The court held that “a lawsuit against a public entity that arises from its statements or actions is potentially subject to the anti-SLAPP statute” and that “the campaign activity/informational material dichotomy set forth in Stanson remains the appropriate standard for distinguishing the type of activities that presumptively may not be paid for by public funds, from those activities that presumptively may be financed from public funds.” However, the court concluded that, in the instant case, “the appellate court reached the correct result in upholding the trial court’s order granting defendants’ motion to strike.”
Justice Moreno agreed that the “express advocacy” standard was insufficient and that Defendants’ actions were not unlawful. However, in light of Proposition 13 passed by voters in 1978, he questioned whether the “concept of prohibited ‘campaign activity’ set forth in Stanson, and reaffirmed by the majority meets the current needs of governance.” Proposition 13 removed the power to raise local revenues from local legislatures to the electorate. “In this context, local and regional agencies sometimes have been specially charged with the task of sponsoring ballot propositions to raise revenue to fund various infrastructure improvements and services that are deemed necessary.” Hence, difficulties might arise from attempting to reconcile “the funding of an active informational campaign to promote or defend a lawfully government-sponsored ballot measure” with the majority’s “informational/campaign activity dichotomy.” Of course, as the majority and Stanson recognized, the legislature may expressly authorize “a public entity to expend public funds for campaign activities or materials” by clearly and unmistakably granting this permission.

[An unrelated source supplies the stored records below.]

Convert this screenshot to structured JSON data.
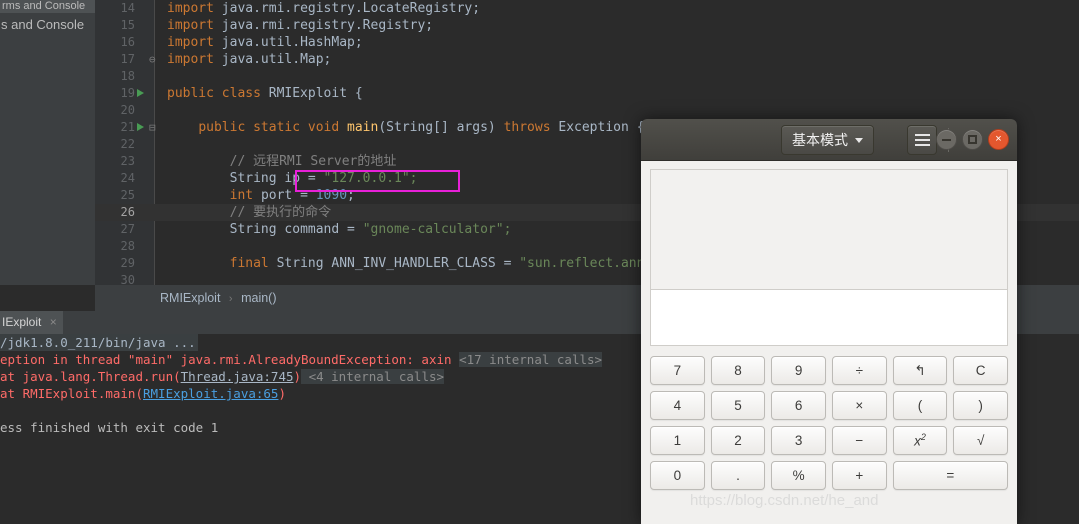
{
  "ide": {
    "tool_panel": {
      "title_clipped": "rms and Console",
      "sub_clipped": "s and Console"
    },
    "breadcrumb": {
      "class": "RMIExploit",
      "separator": "›",
      "method": "main()"
    },
    "editor": {
      "highlight_color": "#e820d8",
      "lines": [
        {
          "no": "14",
          "run": false,
          "fold": "",
          "current": false,
          "tokens": [
            {
              "t": "import ",
              "c": "kw"
            },
            {
              "t": "java.rmi.registry.LocateRegistry;",
              "c": "pln"
            }
          ]
        },
        {
          "no": "15",
          "run": false,
          "fold": "",
          "current": false,
          "tokens": [
            {
              "t": "import ",
              "c": "kw"
            },
            {
              "t": "java.rmi.registry.Registry;",
              "c": "pln"
            }
          ]
        },
        {
          "no": "16",
          "run": false,
          "fold": "",
          "current": false,
          "tokens": [
            {
              "t": "import ",
              "c": "kw"
            },
            {
              "t": "java.util.HashMap;",
              "c": "pln"
            }
          ]
        },
        {
          "no": "17",
          "run": false,
          "fold": "⊖",
          "current": false,
          "tokens": [
            {
              "t": "import ",
              "c": "kw"
            },
            {
              "t": "java.util.Map;",
              "c": "pln"
            }
          ]
        },
        {
          "no": "18",
          "run": false,
          "fold": "",
          "current": false,
          "tokens": []
        },
        {
          "no": "19",
          "run": true,
          "fold": "",
          "current": false,
          "tokens": [
            {
              "t": "public class ",
              "c": "kw"
            },
            {
              "t": "RMIExploit ",
              "c": "pln"
            },
            {
              "t": "{",
              "c": "pln"
            }
          ]
        },
        {
          "no": "20",
          "run": false,
          "fold": "",
          "current": false,
          "tokens": []
        },
        {
          "no": "21",
          "run": true,
          "fold": "⊟",
          "current": false,
          "tokens": [
            {
              "t": "    ",
              "c": "pln"
            },
            {
              "t": "public static void ",
              "c": "kw"
            },
            {
              "t": "main",
              "c": "fn"
            },
            {
              "t": "(String[] args) ",
              "c": "pln"
            },
            {
              "t": "throws ",
              "c": "kw"
            },
            {
              "t": "Exception {",
              "c": "pln"
            }
          ]
        },
        {
          "no": "22",
          "run": false,
          "fold": "",
          "current": false,
          "tokens": []
        },
        {
          "no": "23",
          "run": false,
          "fold": "",
          "current": false,
          "tokens": [
            {
              "t": "        // 远程RMI Server的地址",
              "c": "cmt"
            }
          ]
        },
        {
          "no": "24",
          "run": false,
          "fold": "",
          "current": false,
          "tokens": [
            {
              "t": "        ",
              "c": "pln"
            },
            {
              "t": "String ip = ",
              "c": "pln"
            },
            {
              "t": "\"127.0.0.1\";",
              "c": "str"
            }
          ]
        },
        {
          "no": "25",
          "run": false,
          "fold": "",
          "current": false,
          "tokens": [
            {
              "t": "        ",
              "c": "pln"
            },
            {
              "t": "int ",
              "c": "kw"
            },
            {
              "t": "port = ",
              "c": "pln"
            },
            {
              "t": "1090",
              "c": "num"
            },
            {
              "t": ";",
              "c": "pln"
            }
          ]
        },
        {
          "no": "26",
          "run": false,
          "fold": "",
          "current": true,
          "tokens": [
            {
              "t": "        // 要执行的命令",
              "c": "cmt"
            }
          ]
        },
        {
          "no": "27",
          "run": false,
          "fold": "",
          "current": false,
          "tokens": [
            {
              "t": "        ",
              "c": "pln"
            },
            {
              "t": "String command = ",
              "c": "pln"
            },
            {
              "t": "\"gnome-calculator\";",
              "c": "str"
            }
          ]
        },
        {
          "no": "28",
          "run": false,
          "fold": "",
          "current": false,
          "tokens": []
        },
        {
          "no": "29",
          "run": false,
          "fold": "",
          "current": false,
          "tokens": [
            {
              "t": "        ",
              "c": "pln"
            },
            {
              "t": "final ",
              "c": "kw"
            },
            {
              "t": "String ANN_INV_HANDLER_CLASS = ",
              "c": "pln"
            },
            {
              "t": "\"sun.reflect.ann",
              "c": "str"
            }
          ]
        },
        {
          "no": "30",
          "run": false,
          "fold": "",
          "current": false,
          "tokens": []
        }
      ]
    },
    "run_tab": {
      "label_clipped": "IExploit",
      "close_glyph": "×"
    },
    "console": {
      "lines": [
        {
          "style": "cmd",
          "text": "/jdk1.8.0_211/bin/java ..."
        },
        {
          "style": "err-chip",
          "text": "eption in thread \"main\" java.rmi.AlreadyBoundException: axin ",
          "chip": "<17 internal calls>"
        },
        {
          "style": "err-link-chip",
          "pre": "at java.lang.Thread.run(",
          "link": "Thread.java:745",
          "post": ")",
          "chip": "<4 internal calls>"
        },
        {
          "style": "err-link",
          "pre": "at RMIExploit.main(",
          "link": "RMIExploit.java:65",
          "post": ")"
        },
        {
          "style": "blank",
          "text": ""
        },
        {
          "style": "plain",
          "text": "ess finished with exit code 1"
        }
      ]
    }
  },
  "calculator": {
    "mode_label": "基本模式",
    "menu_icon": "hamburger-icon",
    "window_buttons": {
      "minimize": "minimize-icon",
      "maximize": "maximize-icon",
      "close": "×"
    },
    "display_value": "",
    "entry_value": "",
    "keys": [
      {
        "label": "7",
        "name": "key-7",
        "wide": false
      },
      {
        "label": "8",
        "name": "key-8",
        "wide": false
      },
      {
        "label": "9",
        "name": "key-9",
        "wide": false
      },
      {
        "label": "÷",
        "name": "key-divide",
        "wide": false
      },
      {
        "label": "↰",
        "name": "key-undo",
        "wide": false
      },
      {
        "label": "C",
        "name": "key-clear",
        "wide": false
      },
      {
        "label": "4",
        "name": "key-4",
        "wide": false
      },
      {
        "label": "5",
        "name": "key-5",
        "wide": false
      },
      {
        "label": "6",
        "name": "key-6",
        "wide": false
      },
      {
        "label": "×",
        "name": "key-multiply",
        "wide": false
      },
      {
        "label": "(",
        "name": "key-paren-open",
        "wide": false
      },
      {
        "label": ")",
        "name": "key-paren-close",
        "wide": false
      },
      {
        "label": "1",
        "name": "key-1",
        "wide": false
      },
      {
        "label": "2",
        "name": "key-2",
        "wide": false
      },
      {
        "label": "3",
        "name": "key-3",
        "wide": false
      },
      {
        "label": "−",
        "name": "key-subtract",
        "wide": false
      },
      {
        "label": "x²",
        "name": "key-square",
        "wide": false
      },
      {
        "label": "√",
        "name": "key-sqrt",
        "wide": false
      },
      {
        "label": "0",
        "name": "key-0",
        "wide": false
      },
      {
        "label": ".",
        "name": "key-decimal",
        "wide": false
      },
      {
        "label": "%",
        "name": "key-percent",
        "wide": false
      },
      {
        "label": "+",
        "name": "key-add",
        "wide": false
      },
      {
        "label": "=",
        "name": "key-equals",
        "wide": true
      }
    ]
  },
  "watermark": "https://blog.csdn.net/he_and"
}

In Vargas, the California Supreme Court has finally expressly held that California’s anti-SLAPP statute applies to public entities and their officers or employees. Further, the court has reaffirmed the rule and standard enunciated in Stanson that public entities may not use public resources to support campaign activities but may use such funds to provide the public with impartial information. In rejecting the “express advocacy” standard, the court rejected the position that merely avoiding communications for or against a particular ballot measure would protect a public entity or its officers from lawsuits. Additionally, while Stanson provided clear examples of what types of activities constitute “advocacy” and what are “informational,” the instant case provides factors to which courts may look for guidance in cases involving activities which do not neatly fit into the campaign/informational dichotomy. These factors suggest that a public entity which avoids communications that are substantively campaign-like and does not involve procedurally irregular expenses or communications is likely to prevail in a subsequent prosecution. However, the Vargas court’s conclusion that the “government may not take sides” rule, expressed in Stanson, only applies where the public funds are used “to mount an election campaign” leaves open the possibility that the court is actually relaxing the standard articulated in Stanson. Future decisions may be required for clarity. Finally, whether the California Legislature may constitutionally authorize the use of public funds for campaigning remains unresolved.